In the tech world, people are really just taking themselves so seriously—the mission statements, the attitude, the tone. Everyone’s so self-aggrandizing about how they’re changing the universe. It’s sort of like, “No, you’re making an app that lets teenagers send selfies to each other, right?” Let’s be clear about what’s exactly happening here.
Watching your videos, it struck me how surprising it was that some tech company with tons of money to blow wouldn’t just hire a group of awesome comedians like you guys and give them the creative freedom to do something like this.
Yeah, well, we’re starting to do that now. We’ve got a few companies that we’re working with outside of Vooza that are hiring us to do custom-made videos events for them, and then there’s the sponsors that we work with on Vooza.
I think people are starting to get it, but I think a lot of people just don’t know how. They’re not in that world.
Tell me a little bit about how you arrived at your current revenue model.
The first thing we tried was post-roll ads, which we still do. But what we started to realize in talking with companies was that they really wanted to be part of the show—branded content episodes is what we call it.
It was actually really interesting because my worry out of the gate was, “Oh, people are going to want this really heavy-handed sell, and it’s going to be a real annoying thing to viewers.” But the clients who we worked with were like, “No, we love what you’re doing, we just want to be mentioned along the way. We want it to be subtle, though; we don’t want it to be over the top or to bug viewers.”
Part of what they were into was that what we were doing something that was, in their eyes, cool and funny. They want to be a part of it as opposed to it being some heavy-handed “Let’s stop the show and show a Snickers ad” sort of thing.
I’ll have a 20-second product mention in there, and they’ll go, “No, no, you can be shorter than that.” I’ll be like, “Really? Okay, great!”
How do you find working with brands overall? Do they give you control, or do they have a lot of feedback?
So far it’s been good, and I think we’re lucky in that the brands we’re working with are people who know us and like us and already kind of “get” who we are and what we’re doing. It hasn’t been this hard sales loop, going through layers of people at ad agencies or anything like that. It’s usually the director of marketing at some small company saying, “Hey, I like what you guys are doing, make a video for us.”
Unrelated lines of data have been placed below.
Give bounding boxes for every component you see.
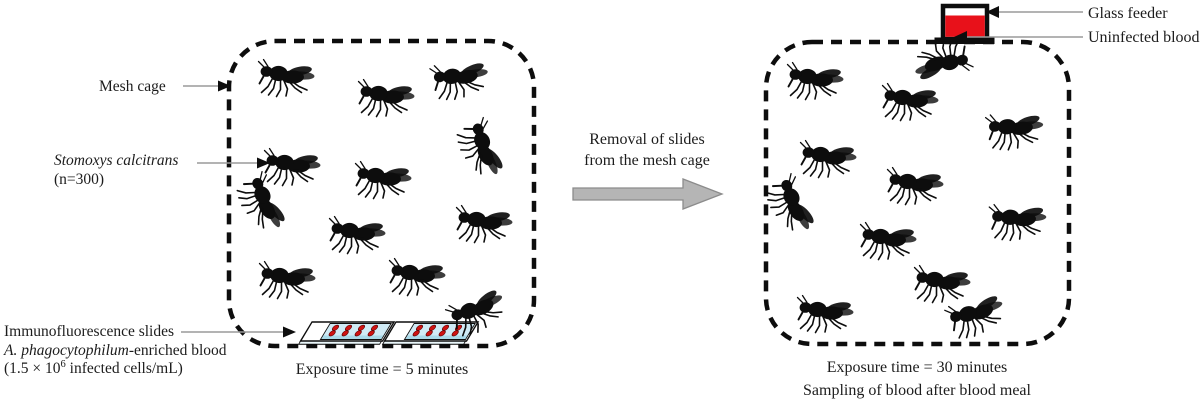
- blood-spot: [341, 330, 349, 337]
- fly-icon: [357, 78, 416, 118]
- fly-icon: [913, 264, 972, 304]
- mesh-cage-label: Mesh cage: [99, 78, 166, 95]
- slides-label: Immunofluorescence slides: [4, 323, 175, 340]
- blood-label-rest: -enriched blood: [128, 341, 227, 359]
- fly-icon: [984, 106, 1048, 154]
- glass-feeder-label: Glass feeder: [1088, 5, 1168, 22]
- blood-liquid: [945, 15, 985, 37]
- arrowhead-icon: [986, 6, 999, 18]
- concentration-suffix: infected cells/mL): [65, 360, 183, 378]
- arrowhead-icon: [257, 157, 270, 169]
- right-cage-flies: [760, 32, 1050, 344]
- blood-spot: [412, 330, 420, 337]
- slide-shading: [321, 335, 384, 339]
- fly-icon: [886, 166, 945, 206]
- fly-icon: [455, 204, 514, 244]
- blood-spot: [354, 330, 362, 337]
- transition-label: Removal of slides from the mesh cage: [552, 129, 742, 171]
- fly-icon: [786, 61, 845, 101]
- pathogen-name: A. phagocytophilum: [4, 341, 129, 359]
- transition-line2: from the mesh cage: [584, 152, 710, 169]
- concentration-exponent: 6: [60, 359, 66, 371]
- species-name: Stomoxys calcitrans: [54, 152, 179, 169]
- arrowhead-icon: [218, 80, 231, 92]
- fly-icon: [328, 215, 387, 255]
- slides-label-block: Immunofluorescence slides A. phagocytoph…: [4, 323, 227, 379]
- fly-icon: [428, 54, 494, 104]
- blood-spot: [451, 330, 459, 337]
- immunofluorescence-slide-icon: [297, 321, 396, 345]
- arrowhead-icon: [954, 31, 967, 43]
- blood-spot: [367, 330, 375, 337]
- fly-icon: [354, 160, 413, 200]
- right-sampling-caption: Sampling of blood after blood meal: [803, 381, 1031, 399]
- blood-spot: [425, 330, 433, 337]
- blood-spots: [328, 324, 379, 337]
- fly-icon: [859, 221, 918, 261]
- transition-line1: Removal of slides: [589, 131, 705, 148]
- arrowhead-icon: [283, 326, 296, 338]
- concentration-prefix: (1.5 × 10: [4, 360, 61, 378]
- blood-spots: [412, 324, 463, 337]
- fly-icon: [881, 82, 940, 122]
- fly-icon: [263, 147, 322, 187]
- fly-icon: [258, 260, 317, 300]
- fly-icon: [799, 139, 858, 179]
- left-exposure-caption: Exposure time = 5 minutes: [295, 361, 469, 378]
- blood-spot: [438, 330, 446, 337]
- slide-shading: [405, 335, 468, 339]
- fly-icon: [451, 115, 513, 185]
- species-label: Stomoxys calcitrans (n=300): [54, 151, 178, 189]
- fly-icon: [988, 199, 1050, 243]
- fly-icon: [257, 58, 316, 98]
- left-cage-flies: [231, 54, 514, 342]
- species-count: (n=300): [54, 171, 105, 188]
- blood-spot: [328, 330, 336, 337]
- right-exposure-caption: Exposure time = 30 minutes: [826, 359, 1008, 376]
- fly-icon: [388, 257, 447, 297]
- uninfected-blood-label: Uninfected blood: [1088, 29, 1200, 46]
- transition-arrow-icon: [572, 178, 724, 210]
- fly-icon: [760, 171, 824, 241]
- fly-icon: [796, 294, 855, 334]
- right-caption: Exposure time = 30 minutes Sampling of b…: [763, 357, 1071, 402]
We’ve danced a little bit with working with bigger brands and agencies. What I’ve realized with that is that the budgets are a lot bigger, but also the pain in the ass factor is a lot bigger, too.
Yeah, I feel you. There’s nothing worse than having three agencies between you and the brand you’re actually doing work for.
Yeah, we’re meeting with a group of four interns, who then—if they like it—they’ll kick it up to their boss, and if their boss likes it, they’ll take it to the client. If the client likes it, it’s got to work with their fourth-quarter marketing budget and message. Then it’s like, “Oh, this is why you guys pay so much money. Who would want to deal with this?”
You have those conference calls where it takes 15 minutes to introduce everyone on the line.
They’re paying for being slow, clueless, and bureaucratic. You can make more money if you want to work with people who are like that, but we try to keep everything low overhead and things as low budget as we can. That gives us some freedom to work with who we want and how we want.